Data: septiembre 17, 2017 | 3:45
COLUMNA VERTEBRAL | ¿Ciudadanos del mundo o miembros de una tribu? ¿Qué somos? ¿Qué nos caracteriza? ¿Qué tenemos en común y qué nos diferencia…?

Carlos D. Mesa Gisbert | LOS ENIGMAS DE NUESTRA IDENTIDAD

Hay una innegable tensión entre quienes creen que las características del funcionamiento internacional en el siglo XXI diluyen y modifican de modo irreversible las fronteras decimonónicas que caracterizaron las construcciones nacionales en la era moderna y contemporánea y quienes, por el contrario, defienden las identidades específicas de cada comunidad como una forma imprescindible de afirmación individual y colectiva que no destruya las raíces de la unicidad.

¿Ciudadanos del mundo o miembros de una tribu? ¿Qué somos? ¿Qué nos caracteriza? ¿Qué tenemos en común y qué nos diferencia? La distancia física insalvable de los albores de la humanidad tardó milenios en superarse. Nacimos en un espacio geográfico inmenso que podía considerarse como “infinito” para quienes tenían que vivirlo en el nomadismo recorriendo a pie kilómetros y kilómetros para conseguir el alimento. Quienes partieron de África en el camino de la expansión, o quienes recorrieron otras rutas tardaron miles de años en cruzar continentes. Vivieron y murieron sin saber de la existencia de otros semejantes que en su ruta vital afrontaron los mismos desafíos para enterrar a sus muertos, dominar el fuego, construir sus techos, elaborar utensilios para el diario vivir, vasijas, contenedores, herramientas, armas, fundir metales,  hacer germinar la tierra de manera deliberada, navegar, organizar el funcionamiento de la comunidad, establecer normas, combatir por la defensa del espacio propio o por la expansión frente al espacio ajeno…los mismos problemas, las mismas o similares soluciones, las mismas pulsiones, la misma curiosidad insaciable, la misma necesidad de construir y dominar, las mismas ansias de control y de poder, de mando y el sentido de destino, las mismas complejas y hondas relaciones con aquello que la razón no puede comprender, la misma decisiva y compleja vinculación con el mundo sobrenatural y con la conciencia de la finitud, la imperativa necesidad de creer en dioses capaces de explicar por la vía de la fe lo que no se puede entender o explicar por la vía de la razón. El mundo se edificó desde lugares ignotos y desvinculados que establecieron los fundamentos de civilizaciones que, en última instancia, fueron una, la civilización humana.

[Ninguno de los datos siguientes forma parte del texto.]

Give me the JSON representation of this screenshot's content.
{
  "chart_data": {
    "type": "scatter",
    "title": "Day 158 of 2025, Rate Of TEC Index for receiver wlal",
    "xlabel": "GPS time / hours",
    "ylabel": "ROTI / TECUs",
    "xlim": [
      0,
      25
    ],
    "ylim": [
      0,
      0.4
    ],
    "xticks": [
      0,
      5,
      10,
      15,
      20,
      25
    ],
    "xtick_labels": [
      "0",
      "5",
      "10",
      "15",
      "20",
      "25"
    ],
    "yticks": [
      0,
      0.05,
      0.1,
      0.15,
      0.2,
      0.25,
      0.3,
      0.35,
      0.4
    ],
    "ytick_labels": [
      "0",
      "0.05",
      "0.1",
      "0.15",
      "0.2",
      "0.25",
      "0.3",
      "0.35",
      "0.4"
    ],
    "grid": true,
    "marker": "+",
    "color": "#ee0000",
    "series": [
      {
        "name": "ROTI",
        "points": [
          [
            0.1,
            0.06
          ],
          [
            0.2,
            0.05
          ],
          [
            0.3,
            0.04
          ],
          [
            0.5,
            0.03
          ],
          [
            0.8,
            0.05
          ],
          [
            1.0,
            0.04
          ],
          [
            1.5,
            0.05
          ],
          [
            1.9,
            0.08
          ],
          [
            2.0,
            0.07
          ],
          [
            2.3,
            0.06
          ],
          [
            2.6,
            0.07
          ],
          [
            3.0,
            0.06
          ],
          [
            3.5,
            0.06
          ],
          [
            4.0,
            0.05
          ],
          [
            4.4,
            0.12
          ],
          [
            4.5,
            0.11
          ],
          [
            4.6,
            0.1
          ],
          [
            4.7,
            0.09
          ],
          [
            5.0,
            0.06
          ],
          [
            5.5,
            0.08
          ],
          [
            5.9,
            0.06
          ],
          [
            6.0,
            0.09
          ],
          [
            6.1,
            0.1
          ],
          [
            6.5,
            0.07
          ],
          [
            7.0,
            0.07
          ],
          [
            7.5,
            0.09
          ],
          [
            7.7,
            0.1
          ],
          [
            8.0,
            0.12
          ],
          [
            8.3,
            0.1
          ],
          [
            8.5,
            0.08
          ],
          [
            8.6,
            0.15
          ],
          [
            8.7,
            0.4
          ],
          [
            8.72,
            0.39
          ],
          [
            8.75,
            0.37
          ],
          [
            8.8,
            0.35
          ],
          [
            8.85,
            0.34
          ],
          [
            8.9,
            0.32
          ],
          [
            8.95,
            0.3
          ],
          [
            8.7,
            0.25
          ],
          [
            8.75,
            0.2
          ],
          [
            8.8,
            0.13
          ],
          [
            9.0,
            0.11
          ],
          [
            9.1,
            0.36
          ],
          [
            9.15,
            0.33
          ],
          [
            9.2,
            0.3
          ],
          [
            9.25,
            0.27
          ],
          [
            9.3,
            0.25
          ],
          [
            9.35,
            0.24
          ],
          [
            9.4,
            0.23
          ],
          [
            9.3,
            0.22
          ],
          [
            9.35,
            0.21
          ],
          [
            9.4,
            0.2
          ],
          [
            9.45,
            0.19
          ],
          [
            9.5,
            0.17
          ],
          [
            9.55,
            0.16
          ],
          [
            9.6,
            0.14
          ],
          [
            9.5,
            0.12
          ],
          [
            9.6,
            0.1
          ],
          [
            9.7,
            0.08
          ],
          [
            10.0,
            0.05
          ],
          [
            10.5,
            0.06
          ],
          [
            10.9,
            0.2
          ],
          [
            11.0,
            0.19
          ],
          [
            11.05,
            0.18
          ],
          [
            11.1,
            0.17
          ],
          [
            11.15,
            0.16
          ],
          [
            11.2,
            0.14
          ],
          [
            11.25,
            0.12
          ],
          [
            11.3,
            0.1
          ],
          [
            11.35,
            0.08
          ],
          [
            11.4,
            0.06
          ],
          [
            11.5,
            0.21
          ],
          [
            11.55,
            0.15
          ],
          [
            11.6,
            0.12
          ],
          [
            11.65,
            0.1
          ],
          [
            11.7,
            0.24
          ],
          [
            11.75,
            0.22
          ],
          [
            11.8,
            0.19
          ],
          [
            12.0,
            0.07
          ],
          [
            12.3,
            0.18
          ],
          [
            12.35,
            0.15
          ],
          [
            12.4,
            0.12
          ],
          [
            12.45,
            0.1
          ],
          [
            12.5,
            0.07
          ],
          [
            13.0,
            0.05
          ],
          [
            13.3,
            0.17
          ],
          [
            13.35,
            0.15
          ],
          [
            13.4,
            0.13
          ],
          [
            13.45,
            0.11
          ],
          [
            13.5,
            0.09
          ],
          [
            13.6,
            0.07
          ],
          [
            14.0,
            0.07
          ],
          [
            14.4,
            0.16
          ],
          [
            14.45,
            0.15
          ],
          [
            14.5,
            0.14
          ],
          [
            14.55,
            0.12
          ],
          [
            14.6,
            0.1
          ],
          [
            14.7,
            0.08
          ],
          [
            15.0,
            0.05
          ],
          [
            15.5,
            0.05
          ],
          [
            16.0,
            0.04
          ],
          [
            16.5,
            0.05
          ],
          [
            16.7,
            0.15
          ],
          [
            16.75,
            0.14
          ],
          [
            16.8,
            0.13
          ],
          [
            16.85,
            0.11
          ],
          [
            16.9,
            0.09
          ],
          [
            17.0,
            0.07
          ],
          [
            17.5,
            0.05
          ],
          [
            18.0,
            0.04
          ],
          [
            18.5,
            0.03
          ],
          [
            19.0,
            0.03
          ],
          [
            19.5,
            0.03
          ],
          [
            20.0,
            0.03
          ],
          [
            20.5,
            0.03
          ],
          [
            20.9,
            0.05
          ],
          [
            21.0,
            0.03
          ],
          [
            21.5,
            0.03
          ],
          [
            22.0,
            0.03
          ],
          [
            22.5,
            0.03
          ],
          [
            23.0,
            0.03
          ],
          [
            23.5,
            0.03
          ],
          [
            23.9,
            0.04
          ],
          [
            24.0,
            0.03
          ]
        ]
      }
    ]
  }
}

Con el paso de los siglos esas distancias se fueron achicando y comenzaron las conexiones, los vínculos, las relaciones o las rupturas, el comercia y la guerra, no necesariamente en ese orden, marcaron un momento decisivo que estableció nexos que comenzaron a tejer una red que nadie ni en sus fantasías y elucubraciones más desmesuradas, podía siquiera vislumbrar en una mínima parte en que devendrían esos minúsculos grupos que fueron nuestro origen. El Océano Atlántico se cruza en tres horas y media, 7.500 millones de personas pueblan la tierra y contando…pueden vivir en ella, cinco mil millones de teléfonos celulares y contando…buena parte integrados a la red nos permiten ver en tiempo real acontecimientos que están ocurriendo a diez mil kilómetros de distancia. Vestimos, comemos, vivimos, bailamos, escuchamos, vemos prácticamente lo mismo en Tokio, Nueva York, París, Johanesburgo, Sidney o La Paz.

Pero a la vez, en cada lugar, encontramos una peculiaridad, el sonido de una lengua, los acordes de un son, las especias y aromas de comidas irrepetibles, los trajes y los colores bullentes de trajes distintos, formas de expresar el amor, de saludar, de susurrar de gritar, de pensar el mundo como el horizonte inmediato en el que cada uno se mueve… el sentido de pertenencia por el color de las montañas o el tronar del mar, o el verde inmenso de las selva, la lluvia, el polvo inmenso de las arenas desérticas, los vientos y las corrientes masivas de los ríos gigantescos, o los rascacielos y los vidrios que reflejan y el ruido de los motores y las luces centelleantes de los vehículos serpenteando en las grandes autopistas, el tono de la pequeña calle húmeda, las deslumbrantes cristaleras de las tiendas de lujo, el sonido de la campa lejana o el balido de las ovejas. Local y global.

Los dioses que nos transforman en seres admonitorios, intolerantes, afanosos por proclamar una palabra, la palabra que transformará las almas, las verdaderas absolutas, las fes que no mueven montañas pero si dominan voluntades, el recogimiento y la meditación , la oración y la intercesión, la generosidad. ¿Somos todo eso realmente?